ESP8266 Communicating
The module uses AT command set, and I was able to test the basic functionality by doing the following:
COM3> AT+CIFSR # Get IP address
# Server mode enabled, test with nc IP_ADDRESS 5000

# Client mode, test with nc -l 6000
COM3> AT+CIPSEND=<length>
What I'm interested in doing doing, though, is mode where the device wakes up by itself, automatically connects to a known Wifi station, and either automatically starts sending data or starts up a server so that data can be pulled out.  This seems closer to the SDK's "IoT_demo" code base.  I'm able to build and flash the resulting image, but I'm not quite sure what it is that the demo does yet.  I suppose if I can't figure it out, I can just write something from scratch instead. :-)

Saturday, October 4, 2014

Wireless Power Consumption and ESP8266

I've been in touch with the folks at Bogart Engineering, who makes the "Trimetric" battery monitor used to monitor the 48V lead acid battery pack at the house.  I've been able to successfully read the streaming data out of the device, and have been trying to figure out an easy way to gather and store that data.

Trimetric Battery Monitor
The battery monitor is powered directly by the 48V and is down-converted to 5V.  The conversion is done with a linear regulator, so the main limit is the heat dissipation.  Unfortunately, this means available current at the 5V rail is low tens of mA, which basically rules out running anything that communicates over Wifi, including the ESP8266 module.  I knew there was about a magnitude difference in power consumption between Bluetooth and Wifi, but it really didn't hit me until I was reading through the different datasheet to figure out what would actually work in this case.

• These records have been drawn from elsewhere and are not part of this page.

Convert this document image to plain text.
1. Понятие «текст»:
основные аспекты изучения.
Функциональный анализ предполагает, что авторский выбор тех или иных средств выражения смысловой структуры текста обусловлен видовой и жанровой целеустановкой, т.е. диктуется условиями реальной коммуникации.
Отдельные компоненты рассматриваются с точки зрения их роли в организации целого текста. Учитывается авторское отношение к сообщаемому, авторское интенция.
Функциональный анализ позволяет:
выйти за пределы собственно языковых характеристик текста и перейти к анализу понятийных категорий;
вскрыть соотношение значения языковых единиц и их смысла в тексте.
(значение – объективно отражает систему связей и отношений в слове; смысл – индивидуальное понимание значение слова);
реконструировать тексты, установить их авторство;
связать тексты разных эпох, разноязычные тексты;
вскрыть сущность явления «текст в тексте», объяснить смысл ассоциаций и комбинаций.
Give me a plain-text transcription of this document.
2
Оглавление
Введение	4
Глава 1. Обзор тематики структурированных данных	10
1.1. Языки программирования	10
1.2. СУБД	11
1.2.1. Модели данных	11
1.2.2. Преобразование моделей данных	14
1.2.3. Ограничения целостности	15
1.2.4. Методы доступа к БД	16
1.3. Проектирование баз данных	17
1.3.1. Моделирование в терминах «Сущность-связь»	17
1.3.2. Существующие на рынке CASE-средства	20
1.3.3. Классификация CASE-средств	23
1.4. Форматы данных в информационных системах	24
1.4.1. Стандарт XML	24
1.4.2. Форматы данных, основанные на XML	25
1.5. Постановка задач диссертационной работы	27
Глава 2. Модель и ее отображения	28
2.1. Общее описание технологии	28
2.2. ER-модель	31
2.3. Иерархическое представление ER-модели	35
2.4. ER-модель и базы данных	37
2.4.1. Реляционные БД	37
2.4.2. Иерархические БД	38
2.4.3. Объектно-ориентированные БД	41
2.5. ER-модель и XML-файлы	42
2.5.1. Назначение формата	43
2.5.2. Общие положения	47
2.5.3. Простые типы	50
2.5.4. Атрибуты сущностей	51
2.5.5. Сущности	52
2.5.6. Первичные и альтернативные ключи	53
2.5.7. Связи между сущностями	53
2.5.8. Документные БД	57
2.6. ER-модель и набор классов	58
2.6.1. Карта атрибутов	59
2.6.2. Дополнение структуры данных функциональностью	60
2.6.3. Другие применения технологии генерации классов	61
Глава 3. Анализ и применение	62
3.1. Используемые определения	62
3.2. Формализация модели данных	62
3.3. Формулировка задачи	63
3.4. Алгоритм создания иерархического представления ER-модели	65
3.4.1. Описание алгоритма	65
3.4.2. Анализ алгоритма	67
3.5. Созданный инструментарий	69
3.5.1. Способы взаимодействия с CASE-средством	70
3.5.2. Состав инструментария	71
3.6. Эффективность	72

Given the power budget, I'm back to looking at Bluetooth serial dongles, and probably get a low end NUC running Linux which will give me more flexibility in case I wanted to add something like a weather station or run a server in the house.

The ESP8266 board finally arrived, and I've turned it on to make sure that it works - and it does seem to really work! :-)  I've also found a fairly active forum with people trying to do exactly what I'm trying to accomplish.  I've been lurking due to lack of time, but it seems like the main issue is that the IoT development kit's precompiled bits are compiled in Tensilica's proprietary compiler in an ABI that's quite different from the one supported in gcc.  Apparently there's a VirtualBox machine image floating around with all the required bits installed, but a lot of people's focus seems to be on trying to figure out how to compile and run code on fully open development stack.  At least on the firmware download side, it doesn't seem like flash chip twiddling is required - someone reverse engineered the flashing tool and created a documented open version of it!

ESP8266 Board
Some random notes about the ESP8266 board that I have - it's running firmware version 00160910 and communicates at 115200 baud instead of 57600 baud reported elsewhere.  The board layout also requires the chip enable to be held high on top of connecting the tx/rx pins and power and ground.

Even though my intended use for this part is gone due to power consumption (seems to be 200~300mA), I'm hoping I can at least help out in the effort to get open stack toolchain working.  Even with the different ABI, it might be possible to create a glue layer that would allow gcc complied code to talk to the precompiled binaries.  Should be an interesting puzzle to try to figure out.